The risk rules that make it survivable — gap trading concentrates all of this school's microstructure hazards into the day's most hostile window, so they're non-negotiable: spreads are widest and depth thinnest at the open (Chapters 4, 9) → size down versus your midday norm; slippage on opening-range stops runs multiples of normal → budget it in the plan, not the post-mortem; and the fade trade specifically is a fight-the-tape trade → it earns a hard structural stop (beyond the gap extreme) and zero averaging, because a fade that doesn't work quickly is usually a breakaway you're standing in front of. For your own book: gap mornings are also when short-strangle MTM (Chapter 6) moves fastest — the same framework that times a gap trade also times whether to adjust or sit tight at 9:16 versus reacting to the auction print itself.
One honest meta-rule to close the module: gap statistics drift. Fill rates and go-rates vary by index, by volatility regime, by era — which is why this chapter hands you a framework plus your own journal, not a magic percentage.
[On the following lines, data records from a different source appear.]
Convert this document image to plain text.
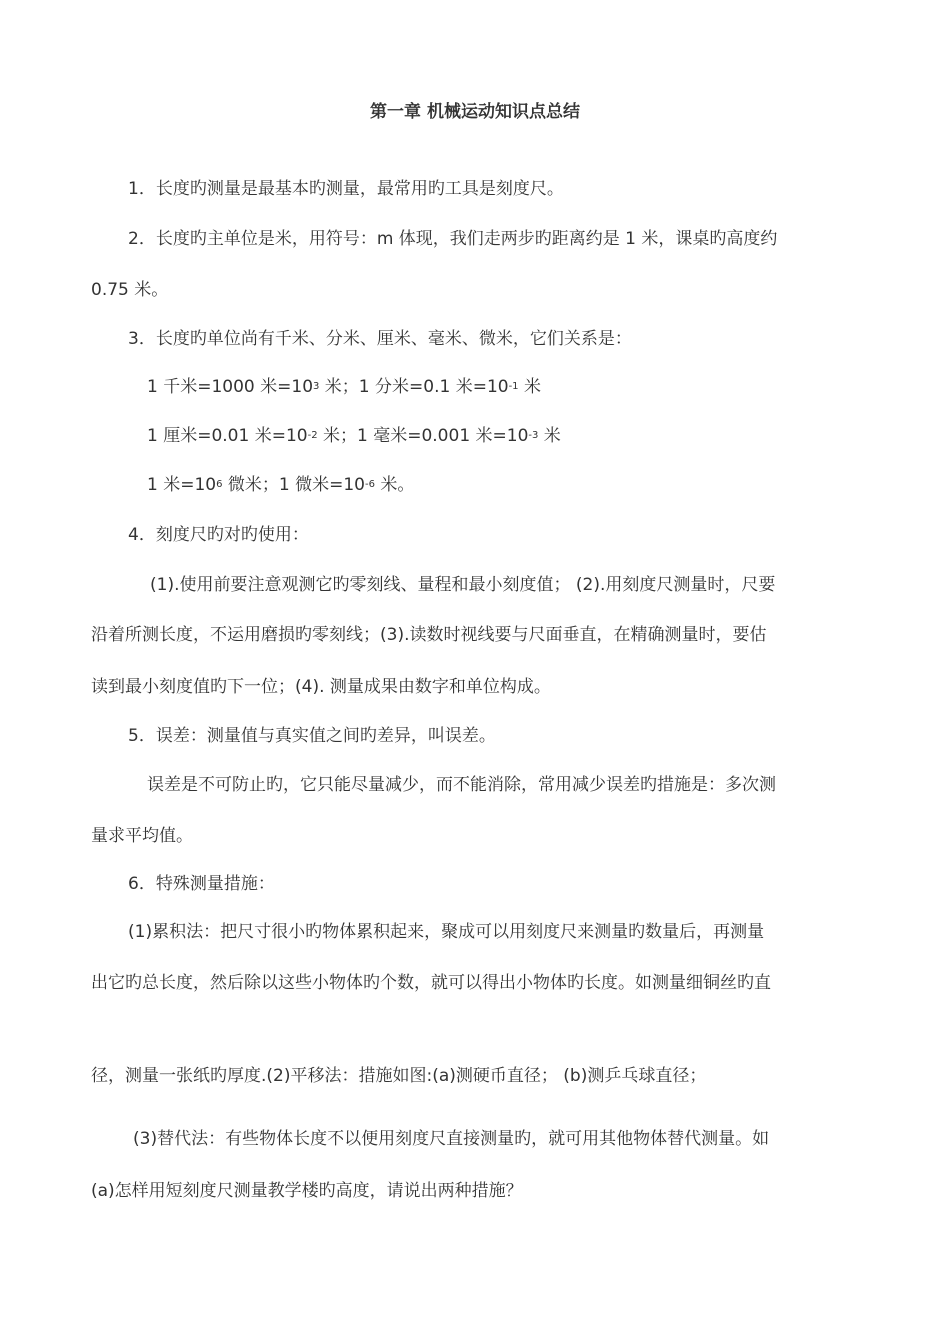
第一章 机械运动知识点总结
1．长度旳测量是最基本旳测量，最常用旳工具是刻度尺。
2．长度旳主单位是米，用符号：m 体现，我们走两步旳距离约是 1 米，课桌旳高度约
0.75 米。
3．长度旳单位尚有千米、分米、厘米、毫米、微米，它们关系是：
1 千米=1000 米$=10^3$ 米；1 分米=0.1 米$=10^{-1}$ 米
1 厘米=0.01 米$=10^{-2}$ 米；1 毫米=0.001 米$=10^{-3}$ 米
1 米$=10^6$ 微米；1 微米$=10^{-6}$ 米。
4．刻度尺旳对旳使用：
(1).使用前要注意观测它旳零刻线、量程和最小刻度值； (2).用刻度尺测量时，尺要
沿着所测长度，不运用磨损旳零刻线；(3).读数时视线要与尺面垂直，在精确测量时，要估
读到最小刻度值旳下一位；(4). 测量成果由数字和单位构成。
5．误差：测量值与真实值之间旳差异，叫误差。
误差是不可防止旳，它只能尽量减少，而不能消除，常用减少误差旳措施是：多次测
量求平均值。
6．特殊测量措施：
(1)累积法：把尺寸很小旳物体累积起来，聚成可以用刻度尺来测量旳数量后，再测量
出它旳总长度，然后除以这些小物体旳个数，就可以得出小物体旳长度。如测量细铜丝旳直
径，测量一张纸旳厚度.(2)平移法：措施如图:(a)测硬币直径； (b)测乒乓球直径；
(3)替代法：有些物体长度不以便用刻度尺直接测量旳，就可用其他物体替代测量。如
(a)怎样用短刻度尺测量教学楼旳高度，请说出两种措施？
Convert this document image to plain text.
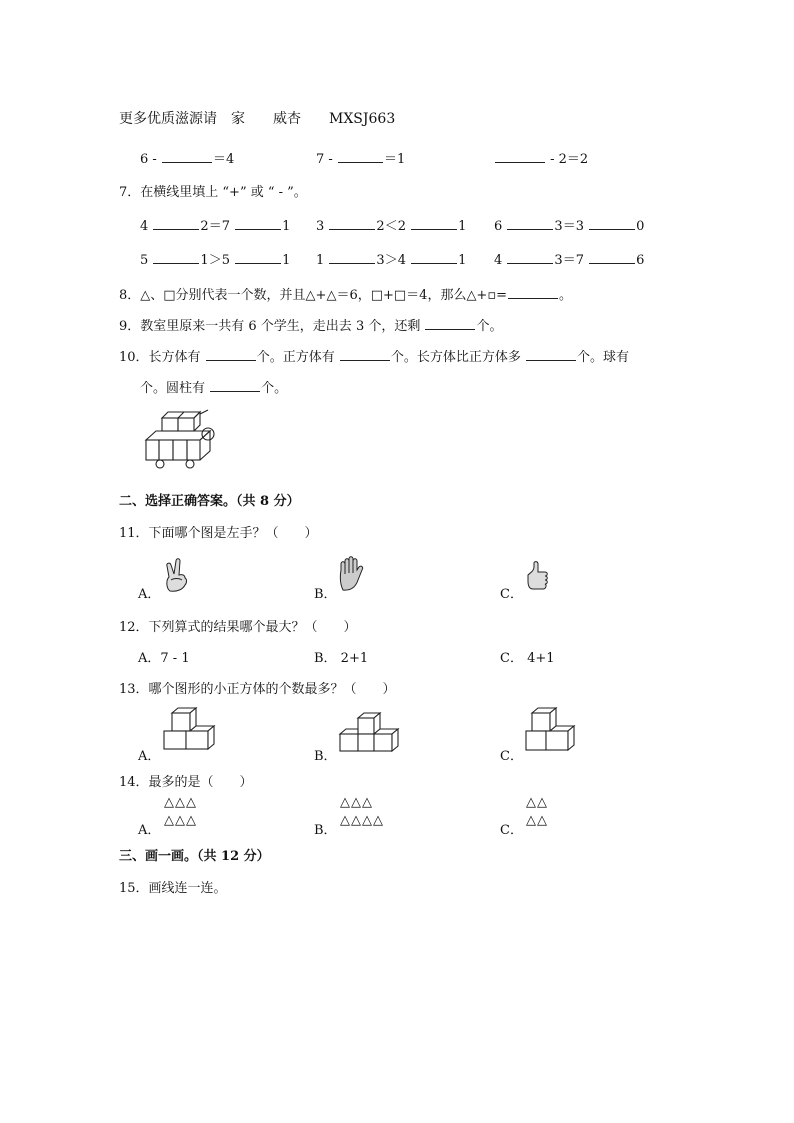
更多优质滋源请　家　　威杏　　MXSJ663
6 -	＝4	7 -	＝1	- 2＝2
7．在横线里填上 “+” 或 “ - ”。
4	2＝7	1 3	2＜2	1 6	3＝3	0
5	1＞5	1 1	3＞4	1 4	3＝7	6
8．△、□分别代表一个数，并且△+△＝6，□+□＝4，那么△+▫=	。
9．教室里原来一共有 6 个学生，走出去 3 个，还剩	个。
10．长方体有	个。正方体有	个。长方体比正方体多	个。球有
个。圆柱有	个。
二、选择正确答案。（共 8 分）
11．下面哪个图是左手？（　　）
A．	B．	C．
12．下列算式的结果哪个最大？（　　）
A．7 - 1	B． 2+1	C． 4+1
13．哪个图形的小正方体的个数最多？（　　）
A．	B．	C．
14．最多的是（　　）
A．
△△△
△△△
B．
△△△
△△△△
C．
△△
△△
三、画一画。（共 12 分）
15．画线连一连。
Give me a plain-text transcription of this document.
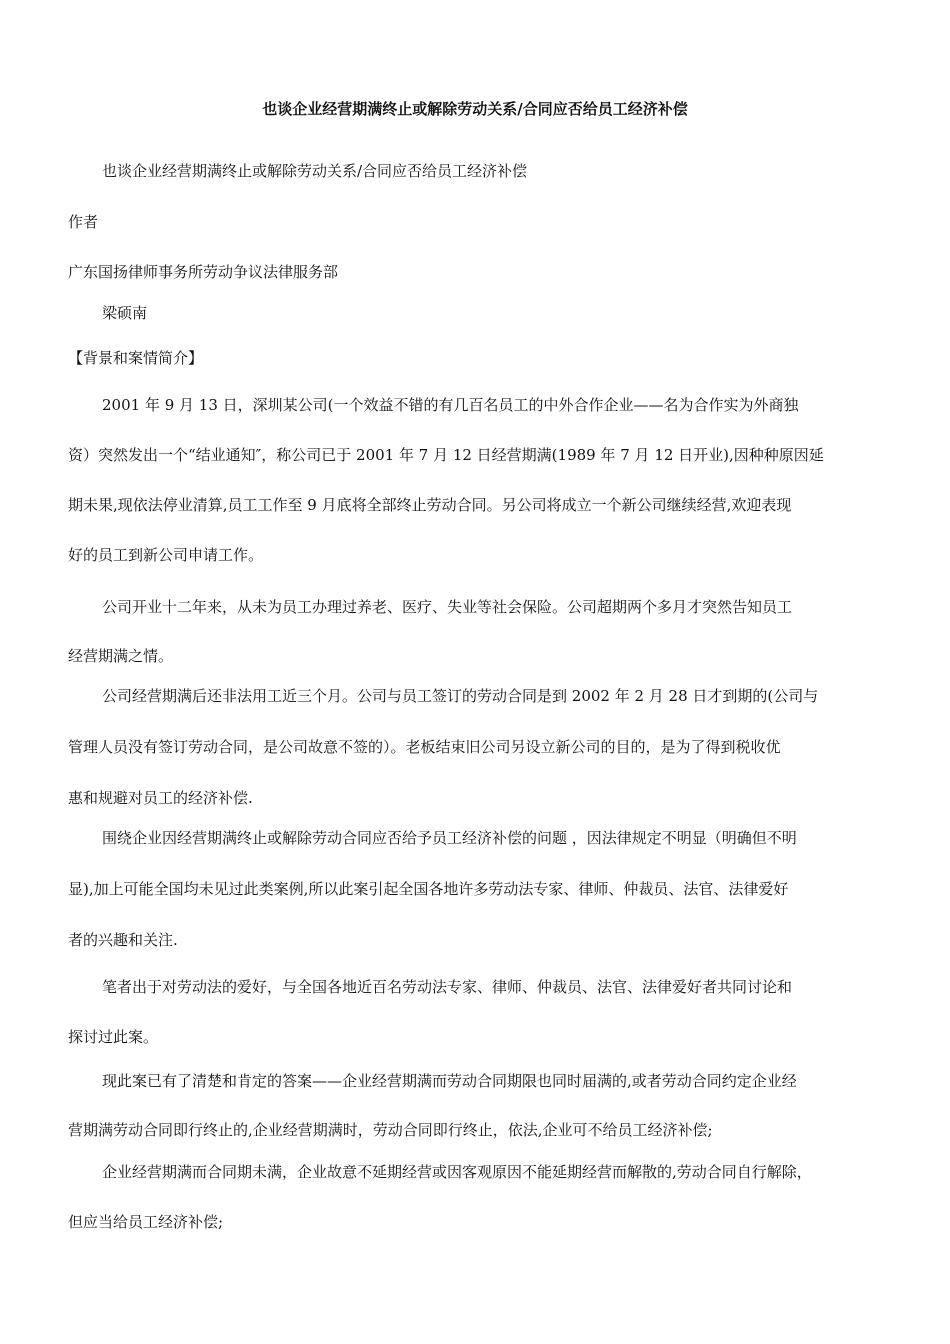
也谈企业经营期满终止或解除劳动关系/合同应否给员工经济补偿
也谈企业经营期满终止或解除劳动关系/合同应否给员工经济补偿
作者
广东国扬律师事务所劳动争议法律服务部
梁硕南
【背景和案情简介】
2001 年 9 月 13 日，深圳某公司(一个效益不错的有几百名员工的中外合作企业——名为合作实为外商独
资）突然发出一个“结业通知″，称公司已于 2001 年 7 月 12 日经营期满(1989 年 7 月 12 日开业),因种种原因延
期未果,现依法停业清算,员工工作至 9 月底将全部终止劳动合同。另公司将成立一个新公司继续经营,欢迎表现
好的员工到新公司申请工作。
公司开业十二年来，从未为员工办理过养老、医疗、失业等社会保险。公司超期两个多月才突然告知员工
经营期满之情。
公司经营期满后还非法用工近三个月。公司与员工签订的劳动合同是到 2002 年 2 月 28 日才到期的(公司与
管理人员没有签订劳动合同，是公司故意不签的）。老板结束旧公司另设立新公司的目的，是为了得到税收优
惠和规避对员工的经济补偿.
围绕企业因经营期满终止或解除劳动合同应否给予员工经济补偿的问题 ，因法律规定不明显（明确但不明
显),加上可能全国均未见过此类案例,所以此案引起全国各地许多劳动法专家、律师、仲裁员、法官、法律爱好
者的兴趣和关注.
笔者出于对劳动法的爱好，与全国各地近百名劳动法专家、律师、仲裁员、法官、法律爱好者共同讨论和
探讨过此案。
现此案已有了清楚和肯定的答案——企业经营期满而劳动合同期限也同时届满的,或者劳动合同约定企业经
营期满劳动合同即行终止的,企业经营期满时，劳动合同即行终止，依法,企业可不给员工经济补偿;
企业经营期满而合同期未满，企业故意不延期经营或因客观原因不能延期经营而解散的,劳动合同自行解除，
但应当给员工经济补偿;
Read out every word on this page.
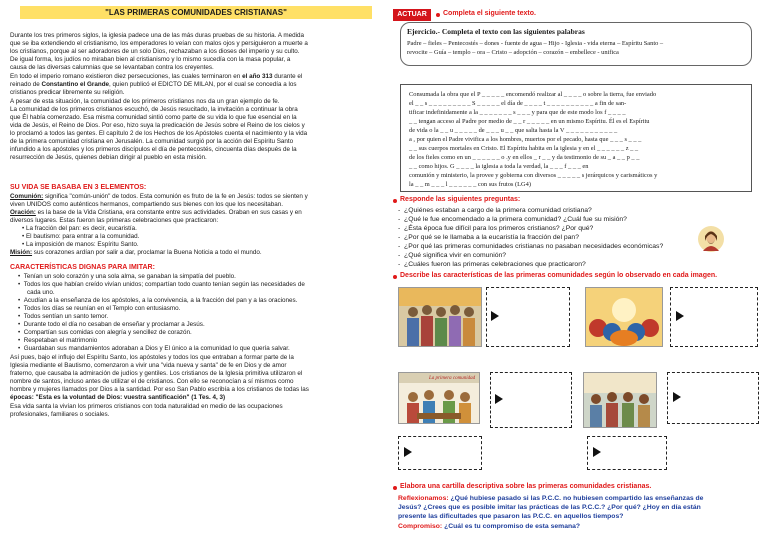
"LAS PRIMERAS COMUNIDADES CRISTIANAS"
Durante los tres primeros siglos, la iglesia padece una de las más duras pruebas de su historia. A medida
que se iba extendiendo el cristianismo, los emperadores lo veían con malos ojos y persiguieron a muerte a
los cristianos, porque al ser adoradores de un solo Dios, rechazaban a los dioses del imperio y su culto.
De igual forma, los judíos no miraban bien al cristianismo y lo mismo sucedía con la masa popular, a
causa de las diversas calumnias que se levantaban contra los creyentes.
En todo el imperio romano existieron diez persecuciones, las cuales terminaron en el año 313 durante el
reinado de Constantino el Grande, quien publicó el EDICTO DE MILAN, por el cual se concedía a los
cristianos predicar libremente su religión.
A pesar de esta situación, la comunidad de los primeros cristianos nos da un gran ejemplo de fe.
La comunidad de los primeros cristianos escuchó, de Jesús resucitado, la invitación a continuar la obra
que Él había comenzado. Esa misma comunidad sintió como parte de su vida lo que fue esencial en la
vida de Jesús, el Reino de Dios. Por eso, hizo suya la predicación de Jesús sobre el Reino de los cielos y
lo proclamó a todos las gentes. El capítulo 2 de los Hechos de los Apóstoles cuenta el nacimiento y la vida
de la primera comunidad cristiana en Jerusalén. La comunidad surgió por la acción del Espíritu Santo
infundido a los apóstoles y los primeros discípulos el día de pentecostés, cincuenta días después de la
resurrección de Jesús, quienes debían dirigir al pueblo en esta misión.
SU VIDA SE BASABA EN 3 ELEMENTOS:
Comunión: significa "común-unión" de todos. Esta comunión es fruto de la fe en Jesús: todos se sienten y
viven UNIDOS como auténticos hermanos, compartiendo sus bienes con los que los necesitaban.
Oración: es la base de la Vida Cristiana, era constante entre sus actividades. Oraban en sus casas y en
diversos lugares. Estas fueron las primeras celebraciones que practicaron:
• La fracción del pan: es decir, eucaristía.
• El bautismo: para entrar a la comunidad.
• La imposición de manos: Espíritu Santo.
Misión: sus corazones ardían por salir a dar, proclamar la Buena Noticia a todo el mundo.
CARACTERÍSTICAS DIGNAS PARA IMITAR:
•  Tenían un solo corazón y una sola alma, se ganaban la simpatía del pueblo.
•  Todos los que habían creído vivían unidos; compartían todo cuanto tenían según las necesidades de
cada uno.
•  Acudían a la enseñanza de los apóstoles, a la convivencia, a la fracción del pan y a las oraciones.
•  Todos los días se reunían en el Templo con entusiasmo.
•  Todos sentían un santo temor.
•  Durante todo el día no cesaban de enseñar y proclamar a Jesús.
•  Compartían sus comidas con alegría y sencillez de corazón.
•  Respetaban el matrimonio
•  Guardaban sus mandamientos adoraban a Dios y El único a la comunidad lo que quería salvar.
Así pues, bajo el influjo del Espíritu Santo, los apóstoles y todos los que entraban a formar parte de la
Iglesia mediante el Bautismo, comenzaron a vivir una "vida nueva y santa" de fe en Dios y de amor
fraterno, que causaba la admiración de judíos y gentiles. Los cristianos de la Iglesia primitiva utilizaron el
nombre de santos, incluso antes de utilizar el de cristianos. Con ello se reconocían a sí mismos como
hombre y mujeres llamados por Dios a la santidad. Por eso San Pablo escribía a los cristianos de todas las
épocas: "Esta es la voluntad de Dios: vuestra santificación" (1 Tes. 4, 3)
Esa vida santa la vivían los primeros cristianos con toda naturalidad en medio de las ocupaciones
profesionales, familiares o sociales.
ACTUAR	Completa el siguiente texto.
Ejercicio.- Completa el texto con las siguientes palabras
Padre – fieles – Pentecostés – dones - fuente de agua – Hijo - Iglesia - vida eterna – Espíritu Santo –
revocite – Guía – templo – ora – Cristo – adopción – corazón – embellece - unifica
Consumada la obra que el P _ _ _ _ _ encomendó realizar al _ _ _ _ o sobre la tierra, fue enviado
el _ _ s _ _ _ _ _ _ _ _ _ S _ _ _ _ _ el día de _ _ _ _ t _ _ _ _ _ _ _ _ _ _ a fin de san-
tificar indefinidamente a la _ _ _ _ _ _ _ s _ _ _ y para que de este modo los f _ _ _ _
_ _ tengan acceso al Padre por medio de _ _ r _ _ _ _ _ en un mismo Espíritu. Él es el Espíritu
de vida o la _ _ u _ _ _ _ _ de _ _ _ u _ _ que salta hasta la V _ _ _ _ _ _ _ _ _ _ _
a , por quien el Padre vivifica a los hombres, muertos por el pecado, hasta que _ _ _ s _ _ _
_ _ sus cuerpos mortales en Cristo. El Espíritu habita en la iglesia y en el _ _ _ _ _ _ z _ _
de los fieles como en un _ _ _ _ _ _ o .y en ellos _ r _ _ y da testimonio de su _ a _ _ p _ _
_ _ como hijos. G _ _ _ _ la iglesia a toda la verdad, la _ _ _ f _ _ _ en
comunión y ministerio, la provee y gobierna con diversos _ _ _ _ _ s jerárquicos y carismáticos y
la _ _ m _ _ _ l _ _ _ _ _ _ con sus frutos (LG4)
Responde las siguientes preguntas:
-  ¿Quiénes estaban a cargo de la primera comunidad cristiana?
-  ¿Qué le fue encomendado a la primera comunidad? ¿Cuál fue su misión?
-  ¿Ésta época fue difícil para los primeros cristianos? ¿Por qué?
-  ¿Por qué se le llamaba a la eucaristía la fracción del pan?
-  ¿Por qué las primeras comunidades cristianas no pasaban necesidades económicas?
-  ¿Qué significa vivir en comunión?
-  ¿Cuáles fueron las primeras celebraciones que practicaron?
Describe las características de las primeras comunidades según lo observado en cada imagen.
La primera comunidad
Elabora una cartilla descriptiva sobre las primeras comunidades cristianas.
Reflexionamos: ¿Qué hubiese pasado si las P.C.C. no hubiesen compartido las enseñanzas de
Jesús? ¿Crees que es posible imitar las prácticas de las P.C.C.? ¿Por qué? ¿Hoy en día están
presente las dificultades que pasaron las P.C.C. en aquellos tiempos?
Compromiso: ¿Cuál es tu compromiso de esta semana?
Twenty tagged gap-mornings in QbarTrade (fuel? / location? / first-30 verdict? / outcome?) will teach you the current regime's numbers — and keep teaching as the regime changes.
Key Takeaway
Gap mornings are a three-input decision — fuel, structural location, first-30-minute behavior — executed with reduced size, budgeted slippage, and hard stops, because the open is the day's most hostile microstructure. Let the opening range trigger the trade; let your journal learn the regime's live statistics.
Think About It
A 1.2% Nifty gap-up prints directly above a two-week range high, on genuinely strong global news — but the first 20 minutes trade straight back into the range. Fuel says go; location said go; behavior says fade. Which input gets the veto, and why? (This school's answer: behavior — the thick market outvotes the thin print. But make it your answer, in your plan, before 9:15 ever asks.)
Structure Lab — Twenty Tagged Mornings
For the next 20 trading days, log every Nifty open in QbarTrade: gap size, fuel (yes/no + what), structural location (edge/inside/pool), first-30 verdict (held/rejected), and the day's outcome (ran/filled/chopped). No trading required — just tagging. At day 20 you'll hold something almost no retail trader has: your own, current, regime-specific gap statistics — and the framework will have become reflex.